Sunday, October 12, 2008

Homecoming

As I walked with the students and a couple fellow staff members down the streets of the University, passing out organizational information and candy to those who had come to enjoy the annual parade, I started thinking about the word Homecoming. What exactly does it mean to the University and its constituents? Do the students, alumni, faculty and staff really think of the University as home? Or is the word just a representation of an annual celebration of school pride, with a slice of football and a sprinkle of Greek domination?

We are often told that home is where the heart is. But, what are our options? Does this mean emotional attachment to a location or, literally, wherever the heart is? Is it, maybe, as simple as permanent residence? As the marching band sounded off in the distance, and the smell of hotdogs started to radiate from the football stadium, I realized that in all cases it is a sense of comfort.

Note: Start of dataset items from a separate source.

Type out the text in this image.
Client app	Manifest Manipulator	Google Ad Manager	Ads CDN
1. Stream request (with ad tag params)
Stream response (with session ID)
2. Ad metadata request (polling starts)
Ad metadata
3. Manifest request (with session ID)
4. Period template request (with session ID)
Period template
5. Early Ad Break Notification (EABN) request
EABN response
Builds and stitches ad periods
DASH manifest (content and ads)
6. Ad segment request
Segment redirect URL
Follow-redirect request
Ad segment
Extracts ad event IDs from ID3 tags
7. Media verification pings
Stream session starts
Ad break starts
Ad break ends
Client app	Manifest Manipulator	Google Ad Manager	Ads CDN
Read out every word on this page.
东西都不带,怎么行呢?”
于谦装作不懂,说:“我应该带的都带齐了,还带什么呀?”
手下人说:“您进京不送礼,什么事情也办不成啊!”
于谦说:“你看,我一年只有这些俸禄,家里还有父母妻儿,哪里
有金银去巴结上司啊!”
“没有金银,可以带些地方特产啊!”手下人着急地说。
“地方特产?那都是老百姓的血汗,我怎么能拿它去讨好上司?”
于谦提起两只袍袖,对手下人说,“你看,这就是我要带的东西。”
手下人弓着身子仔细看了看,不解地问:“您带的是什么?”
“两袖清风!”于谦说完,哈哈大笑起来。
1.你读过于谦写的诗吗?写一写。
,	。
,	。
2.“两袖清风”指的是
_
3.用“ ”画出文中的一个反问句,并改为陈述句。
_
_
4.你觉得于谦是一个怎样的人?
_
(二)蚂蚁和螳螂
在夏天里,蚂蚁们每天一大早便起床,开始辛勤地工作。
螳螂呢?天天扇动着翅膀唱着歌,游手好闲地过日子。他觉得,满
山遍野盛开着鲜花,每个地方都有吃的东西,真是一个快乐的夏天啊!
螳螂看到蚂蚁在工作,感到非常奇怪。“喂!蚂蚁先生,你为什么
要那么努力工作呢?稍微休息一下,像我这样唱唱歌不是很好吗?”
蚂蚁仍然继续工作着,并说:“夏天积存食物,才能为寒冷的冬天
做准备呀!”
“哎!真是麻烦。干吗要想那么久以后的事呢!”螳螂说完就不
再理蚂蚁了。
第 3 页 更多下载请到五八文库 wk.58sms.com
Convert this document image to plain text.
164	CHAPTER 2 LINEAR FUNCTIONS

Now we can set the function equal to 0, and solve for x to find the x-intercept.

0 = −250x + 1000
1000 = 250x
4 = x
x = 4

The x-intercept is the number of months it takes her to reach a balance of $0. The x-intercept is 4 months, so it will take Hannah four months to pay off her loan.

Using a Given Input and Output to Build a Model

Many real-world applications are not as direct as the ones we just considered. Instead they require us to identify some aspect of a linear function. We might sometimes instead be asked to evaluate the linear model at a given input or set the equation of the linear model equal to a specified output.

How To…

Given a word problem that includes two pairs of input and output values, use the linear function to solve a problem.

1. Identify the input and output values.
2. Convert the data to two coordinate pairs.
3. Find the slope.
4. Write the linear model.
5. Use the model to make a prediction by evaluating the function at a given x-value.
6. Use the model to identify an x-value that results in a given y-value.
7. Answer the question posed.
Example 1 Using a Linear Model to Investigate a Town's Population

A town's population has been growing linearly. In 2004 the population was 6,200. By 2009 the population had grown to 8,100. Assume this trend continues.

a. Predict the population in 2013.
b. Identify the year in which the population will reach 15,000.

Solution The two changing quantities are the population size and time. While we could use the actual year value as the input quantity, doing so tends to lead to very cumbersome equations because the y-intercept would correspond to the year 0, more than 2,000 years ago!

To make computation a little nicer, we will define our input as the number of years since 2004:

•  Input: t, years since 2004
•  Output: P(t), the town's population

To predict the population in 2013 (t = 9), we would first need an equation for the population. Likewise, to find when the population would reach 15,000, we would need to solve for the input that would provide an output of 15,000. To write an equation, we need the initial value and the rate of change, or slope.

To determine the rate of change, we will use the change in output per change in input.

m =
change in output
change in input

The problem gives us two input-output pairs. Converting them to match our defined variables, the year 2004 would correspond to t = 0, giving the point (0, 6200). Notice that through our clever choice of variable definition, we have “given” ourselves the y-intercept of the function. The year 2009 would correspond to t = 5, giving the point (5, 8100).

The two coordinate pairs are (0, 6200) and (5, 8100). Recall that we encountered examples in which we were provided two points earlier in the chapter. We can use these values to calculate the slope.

Whether the attachment is a blood line, familiarity, or a solid connection to the self in the moment, the idea of home is a pleasant one when based on the above declaration. So, I continued by asking myself, where is my home? Is it in St. Louis where I grew up? Is it in Springfield where I have spent the majority of the last ten years of my life? Is it in Long Creek, South Carolina where I acquired a strength that redefined my idea of existence? Or is it anywhere I happen to be in the moment?

At the end of a long day, I look forward to going to my one-bedroom apartment in Springfield. Therefore, I assumed this was my definition of home. But, after some reflection, I realized that home actually means going to a place where I find comfort, and confidence, in being myself. And, truthfully, that can be anywhere I want it to be.